Kapuściński Non-Fiction, de Artur Domoslawski
Uma vez, no século passado, antes ainda de Abril de 1974, tentava eu sair do Porto com destino ao sul – tinha ido a uma manifestação-relâmpago no 1º de Maio e ainda vinha com os valores da adrenalina em alta – quando apanhei boleia de um sujeito que conduzia um carro topo de gama e tinha todo o aspecto de um daqueles contra os quais os meus camaradas me tinham prevenido. Éramos dois rapazes e eu, o mais tímido dos dois, preferi o banco de trás, no qual sentiria menos o dever de fazer conversa com «o burguês». Foi nessa altura que vi, sobre o banco traseiro, um exemplar de um livro de Lenine, Como Iludir o Povo, julgo que ainda na velha edição da Centelha. Puro engano do homem, naturalmente, pois se é verdade que Lenine sabia enganar o povo, não era bem no sentido que aquele sujeito com ele provavelmente esperava treinar. Com a devida distância, talvez tenha sido por uma confusão análoga que Como falar dos livros que não lemos?, do psicanalista e professor de literatura Pierre Bayard, chegou em 2007 a ser o no. 1 do top de vendas em França.
Mas claro que este título é uma piada e apenas enganará os tolos.

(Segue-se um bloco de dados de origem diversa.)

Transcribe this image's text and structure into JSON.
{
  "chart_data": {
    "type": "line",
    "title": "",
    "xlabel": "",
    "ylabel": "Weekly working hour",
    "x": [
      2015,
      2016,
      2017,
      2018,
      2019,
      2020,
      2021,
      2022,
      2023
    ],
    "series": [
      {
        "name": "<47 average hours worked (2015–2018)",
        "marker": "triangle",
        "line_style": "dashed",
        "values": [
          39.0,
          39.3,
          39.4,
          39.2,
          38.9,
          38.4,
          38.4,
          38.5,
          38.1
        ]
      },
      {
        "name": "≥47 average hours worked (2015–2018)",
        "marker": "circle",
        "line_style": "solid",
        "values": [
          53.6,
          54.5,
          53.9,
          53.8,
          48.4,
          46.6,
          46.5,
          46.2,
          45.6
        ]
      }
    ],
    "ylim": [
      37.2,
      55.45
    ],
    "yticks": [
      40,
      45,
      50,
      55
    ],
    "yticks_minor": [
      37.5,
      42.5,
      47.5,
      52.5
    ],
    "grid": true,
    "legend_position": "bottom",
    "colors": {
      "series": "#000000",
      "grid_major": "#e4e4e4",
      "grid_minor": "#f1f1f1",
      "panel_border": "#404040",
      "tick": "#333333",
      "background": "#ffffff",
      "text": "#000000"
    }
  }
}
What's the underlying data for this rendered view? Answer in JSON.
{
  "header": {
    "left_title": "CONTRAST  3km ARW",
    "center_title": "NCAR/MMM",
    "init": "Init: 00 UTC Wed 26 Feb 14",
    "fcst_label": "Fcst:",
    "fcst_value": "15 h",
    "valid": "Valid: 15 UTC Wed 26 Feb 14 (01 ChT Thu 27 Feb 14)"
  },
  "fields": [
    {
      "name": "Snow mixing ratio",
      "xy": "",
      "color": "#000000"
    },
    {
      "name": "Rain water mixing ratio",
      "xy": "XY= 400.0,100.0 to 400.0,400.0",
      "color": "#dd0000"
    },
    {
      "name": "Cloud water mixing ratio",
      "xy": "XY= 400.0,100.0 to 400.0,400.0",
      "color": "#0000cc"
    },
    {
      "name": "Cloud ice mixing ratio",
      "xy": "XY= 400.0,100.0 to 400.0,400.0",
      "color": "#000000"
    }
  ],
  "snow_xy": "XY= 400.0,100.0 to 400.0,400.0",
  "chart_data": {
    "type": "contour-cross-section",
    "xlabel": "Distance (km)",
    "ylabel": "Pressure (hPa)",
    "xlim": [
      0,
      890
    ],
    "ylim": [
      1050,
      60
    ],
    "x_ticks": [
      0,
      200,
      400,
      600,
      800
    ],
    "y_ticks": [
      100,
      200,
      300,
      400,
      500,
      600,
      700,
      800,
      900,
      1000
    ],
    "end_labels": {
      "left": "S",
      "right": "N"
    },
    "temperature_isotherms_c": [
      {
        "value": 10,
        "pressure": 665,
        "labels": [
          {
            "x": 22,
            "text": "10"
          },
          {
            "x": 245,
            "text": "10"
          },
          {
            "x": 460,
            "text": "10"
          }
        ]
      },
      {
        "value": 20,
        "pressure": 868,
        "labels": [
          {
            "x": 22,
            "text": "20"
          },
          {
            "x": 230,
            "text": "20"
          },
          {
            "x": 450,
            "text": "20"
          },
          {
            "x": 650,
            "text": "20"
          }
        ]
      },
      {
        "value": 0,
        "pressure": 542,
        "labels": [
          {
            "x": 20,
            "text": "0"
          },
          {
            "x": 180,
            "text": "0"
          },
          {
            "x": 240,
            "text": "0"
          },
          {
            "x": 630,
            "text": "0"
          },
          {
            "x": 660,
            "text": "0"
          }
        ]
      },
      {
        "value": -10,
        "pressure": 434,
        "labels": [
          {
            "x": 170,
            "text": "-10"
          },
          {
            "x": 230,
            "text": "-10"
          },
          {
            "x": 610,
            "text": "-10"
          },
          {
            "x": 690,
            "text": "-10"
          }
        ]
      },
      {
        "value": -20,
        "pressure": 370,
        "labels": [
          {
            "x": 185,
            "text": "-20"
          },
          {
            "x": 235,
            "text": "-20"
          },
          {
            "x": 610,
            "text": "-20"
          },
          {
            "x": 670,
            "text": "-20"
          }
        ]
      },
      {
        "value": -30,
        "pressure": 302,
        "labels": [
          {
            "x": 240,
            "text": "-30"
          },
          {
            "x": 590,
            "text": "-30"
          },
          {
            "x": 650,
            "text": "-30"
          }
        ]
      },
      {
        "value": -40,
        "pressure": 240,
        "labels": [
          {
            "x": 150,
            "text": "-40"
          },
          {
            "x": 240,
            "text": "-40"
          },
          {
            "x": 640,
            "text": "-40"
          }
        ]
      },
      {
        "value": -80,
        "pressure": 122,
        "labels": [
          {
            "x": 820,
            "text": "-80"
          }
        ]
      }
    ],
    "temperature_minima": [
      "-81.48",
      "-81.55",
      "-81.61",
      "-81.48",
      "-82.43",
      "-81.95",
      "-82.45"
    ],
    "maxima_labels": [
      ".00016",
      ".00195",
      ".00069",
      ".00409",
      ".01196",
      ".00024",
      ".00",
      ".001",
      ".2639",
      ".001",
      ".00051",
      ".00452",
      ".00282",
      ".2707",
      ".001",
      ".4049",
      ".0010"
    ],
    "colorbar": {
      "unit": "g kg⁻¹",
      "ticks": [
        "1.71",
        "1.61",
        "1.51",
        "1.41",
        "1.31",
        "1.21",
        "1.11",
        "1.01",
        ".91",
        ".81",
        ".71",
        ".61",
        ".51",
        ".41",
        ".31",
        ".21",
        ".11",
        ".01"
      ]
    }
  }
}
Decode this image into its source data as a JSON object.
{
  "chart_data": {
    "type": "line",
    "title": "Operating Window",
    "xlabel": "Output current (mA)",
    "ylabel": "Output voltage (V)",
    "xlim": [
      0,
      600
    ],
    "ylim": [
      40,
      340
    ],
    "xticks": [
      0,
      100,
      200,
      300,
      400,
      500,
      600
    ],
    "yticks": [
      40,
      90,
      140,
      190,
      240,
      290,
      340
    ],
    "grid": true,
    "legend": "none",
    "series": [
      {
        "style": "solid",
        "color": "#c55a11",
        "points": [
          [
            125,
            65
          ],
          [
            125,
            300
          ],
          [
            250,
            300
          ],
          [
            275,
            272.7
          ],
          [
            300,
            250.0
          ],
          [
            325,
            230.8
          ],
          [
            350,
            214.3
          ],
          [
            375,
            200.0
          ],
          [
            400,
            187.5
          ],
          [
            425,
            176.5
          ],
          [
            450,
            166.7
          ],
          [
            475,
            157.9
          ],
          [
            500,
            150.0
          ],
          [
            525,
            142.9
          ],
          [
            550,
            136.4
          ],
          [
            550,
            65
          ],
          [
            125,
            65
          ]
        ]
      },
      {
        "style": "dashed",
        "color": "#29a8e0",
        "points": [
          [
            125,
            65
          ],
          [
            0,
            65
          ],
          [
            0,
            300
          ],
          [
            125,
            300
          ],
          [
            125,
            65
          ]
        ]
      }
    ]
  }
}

Só mesmo um viciado na leitura pode escrever um livro como aquele, que trata sobretudo do drama do grande leitor, ou do crítico que o é também forçosamente, quando colocado perante a paisagem vasta até à desmesura, e que não pára de crescer, dos livros que jamais poderá ler pois não tem tempo de vida suficiente para o fazer: «a leitura é primeiro que tudo a não-leitura e mesmo para os grandes leitores que lhe consagram toda a sua existência, o simples gesto de pegar e de abrir um livro encobre sempre o gesto inverso.» Por isso são tão importantes os livros que lemos quanto os livros que não lemos, ou que ainda não lemos. Se não formos distraídos, uns levam-nos a outros e por uns poderemos entrever aquilo que os outros poderão conter, levando-nos a procurá-los, a oferecê-los ou mesmo a falar deles a quem nos queira ouvir Quem nunca recomendou um livro que jamais leu – seja ele a Bíblia Sagrada, um romance de Salman Rushdie ou a biografia de José Mourinho – que atire a primeira pedra.
É a partir desta ideia que passarei a falar aqui, de vez em quando, dos livros que ainda não li ou que jamais lerei. Dos quais sempre adiei a leitura, como os sete tomos de A la recherche du temps perdu, de Marcel Proust, que cheguei a ter alinhadinhos na estante. De quem não tenho vontade alguma de ler o quer que seja (admito que por ignorância e mau feito), como qualquer romance, apostilha ou conta da mercearia de José Rodrigues dos Santos. De quem nada posso ler uma vez que se trata de um autor que não existe e acabo de inventar, como o austríaco Paul Wassenberger. Ou de autores que conheço mas de quem não li «aquele» apenas porque ainda o não apanhei a jeito, como Non-Fiction, a biografia de Ryszard Kapuściński (1932-2007) escrita pelo jornalista Artur Domoslawski e que é já um best-seller na Polónia. Ela promete dar a conhecer melhor o passado de espião ao serviço do regime comunista polaco e de grande cultor de um certo «jornalismo ficcionado» que, post-mortem, fez e faz dele uma figura simultaneamente duvidosa e fascinante. Este está na calha, podem crer.